Le seul problème avec les petits fours c'était bien entendu qu'il était hors de question d'en manger uniquement UN seul. Oui, c'était une simple question de principes qui découlaient bien évidemment d'un raisonnement hautement scientifique. Des petits fours sur un plateau, Tara ne pouvait pas laisser passer cette occasion, cela aurait été beaucoup trop cruel. C'était le genre d'excuses que la blonde utilisait en permanence et qui pouvait en parti expliquer pourquoi est-ce que son réfrigérateur était toujours vide. Ça et le fait qu'elle était très tête en l'air et qu'elle avait une mémoire de petit pois. Sauf pour la dance évidemment, mais Tara plaçait la danse en numéro un sur sa liste de priorités et cela ne comptait pas changer avant un bon bout de temps. Revenons en donc à nos mout... nos petits fours, Tara était lancée et visiblement rien ne pouvait l'arrêter, ni même le fait que la galerie commence à se remplir petit à petit. La jeune femme s'était trompée visiblement, il y avait bien des amateurs d'art à Lima, des gens qui s'étaient mis sur leur trente-et-un exprès pour l'occasion. Wow, si elle n'avait pas la bouche pleine, Tara aurait presque pu paraître impressionnée et elle eut un mince sourire aux lèvres en voyant un jeune homme blond, vêtu d'un costume noir rentrer dans la galerie d'art. Hmmm... Peut être qu'elle aurait dû faire un effort vestimentaire... se dit-elle en reprenant un autre petit four. Tara était loin d'être une grande mordue shopping, préférant dormir pendant son temps libre. À croire qu'elle n'avait pas hérité du fameux gène blonde et accro à la carte bleue. (Ce qui était normal entre parenthèses étant donné que Tara était une fausse blonde, mais chuut...) Non, Tara préférait nettement investir son argent dans des tenues de scènes et des chaussures qui résistaient aux rudes épreuves, comprenez que la jeune femme était dû genre à absolument tout faire sur des talons aiguilles: danser, manger, courir et même parfois dormir.

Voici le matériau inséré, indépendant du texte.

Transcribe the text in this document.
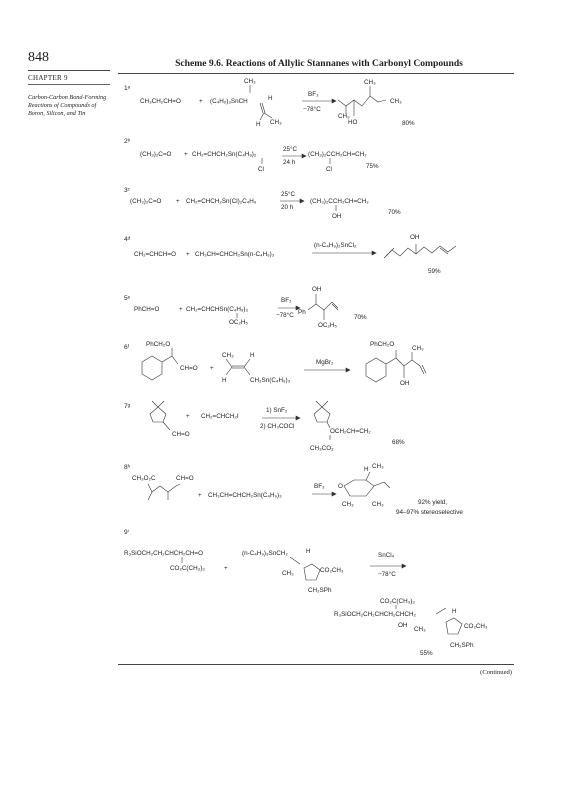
848
CHAPTER 9
Carbon-Carbon Bond-Forming Reactions of Compounds of Boron, Silicon, and Tin
Scheme 9.6. Reactions of Allylic Stannanes with Carbonyl Compounds
1ᵃ
CH₃CH₂CH=O	+ (C₄H₉)₃SnCH
CH₃
H
H CH₃
BF₃
−78°C
CH₃
CH₃
CH₃
HO	80%
2ᵇ
(CH₃)₂C=O + CH₂=CHCH₂Sn(C₄H₉)₂
Cl
25°C
24 h
(CH₃)₂CCH₂CH=CH₂
Cl	75%
3ᶜ
(CH₃)₂C=O + CH₂=CHCH₂Sn(Cl)₂C₄H₉
25°C
20 h
(CH₃)₂CCH₂CH=CH₂
OH
70%
4ᵈ
CH₂=CHCH=O + CH₃CH=CHCH₂Sn(n-C₄H₉)₃
(n-C₄H₉)₂SnCl₂
OH
59%
5ᵉ
PhCH=O	+ CH₂=CHCHSn(C₄H₉)₃
OC₂H₅
BF₃
−78°C Ph
OH
OC₂H₅
70%
6ᶠ	PhCH₂O
CH=O +
CH₃	H
H	CH₂Sn(C₄H₉)₃
MgBr₂
PhCH₂O
OH
CH₃
7ᵍ
CH=O
+ CH₂=CHCH₂I
1) SnF₂
2) CH₃COCl
OCH₂CH=CH₂
CH₃CO₂
68%
8ʰ
CH₃O₂C	CH=O
+ CH₃CH=CHCH₂Sn(C₄H₉)₃
BF₃ O
H CH₃
CH₃	CH₃	92% yield,
94–97% stereoselective
9ⁱ
R₃SiOCH₂CH₂CHCH₂CH=O
CO₂C(CH₃)₃	+
(n-C₄H₉)₃SnCH₂	H
CH₃	CO₂CH₃
CH₂SPh
SnCl₄
−78°C
CO₂C(CH₃)₃
R₃SiOCH₂CH₂CHCH₂CHCH₂	H
OH
CH₃	CO₂CH₃
CH₂SPh
55%
(Continued)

La danseuse fut cependant sortie de ses pensées quand une autre jeune femme la salua. Elle portait une élégante robe bleue avec une veste en fourrure blanche. Tara espérait vraiment que c'était de la fausse fourrure et elle se contenta d'hocher poliment la tête, la regardant se servir un verre. Tara n'était décidément pas assez bien habillée pour l'occasion et elle aurait dû piquer une robe au Cabaret comme elle avait si bien l'habitude de le faire. Mais en même temps, Tara n'avait pas l'intention de s'arrêter pendant des heures devant chacune des oeuvres pour débiter des commentaires futiles qu'elle aurait tirés d'un magazine d'art. Soit dit en passant, ce genre de personnes se prenaient un peu trop la tête selon elle, quelle idée d'aller chercher autant de profondeur dans une façon particulière de peindre ou de dessiner? La blonde était certaine que tous les artistes se réveillaient un matin en se disant "tiens je ferais bien ça aujourd'hui" et tada... quelques coups de pinceaux plus tard, on avait un chef d'oeuvre. Maintenant, le plan de Tara était tout à fait différent: elle n'avait qu'à subtiliser le plus de petits fours possible et sortir discrètement d'ici. Oui mais elle ne pouvait pas les mettre dans ses poches... Dans son béret peut être? Non! Dans son décolleté, que Dieu bénisse celui qui avait inventé les bustiers. Tara s'apprêtait à passer à l'action (si, si, je vous assure, le fait qu'elle soit entouré d'une dizaine de personnes ne pouvaient pas et n'allaient pas l'arrêter) lorsqu'elle fut de nouveau interrompue. « Hého miss Gourmande ! J’aime bien tes chaussures dis-moi. » Simple et efficace, mais c'était définitivement à elle que l'on s'adressait. Tara jura entre ses dents avant de reposer le plateau de petit fours et de se tourner vers celle qui lui avait adressé la parole. Et pour une fois qu'on lui faisait un compliment, Tara pouvait bien en profiter non?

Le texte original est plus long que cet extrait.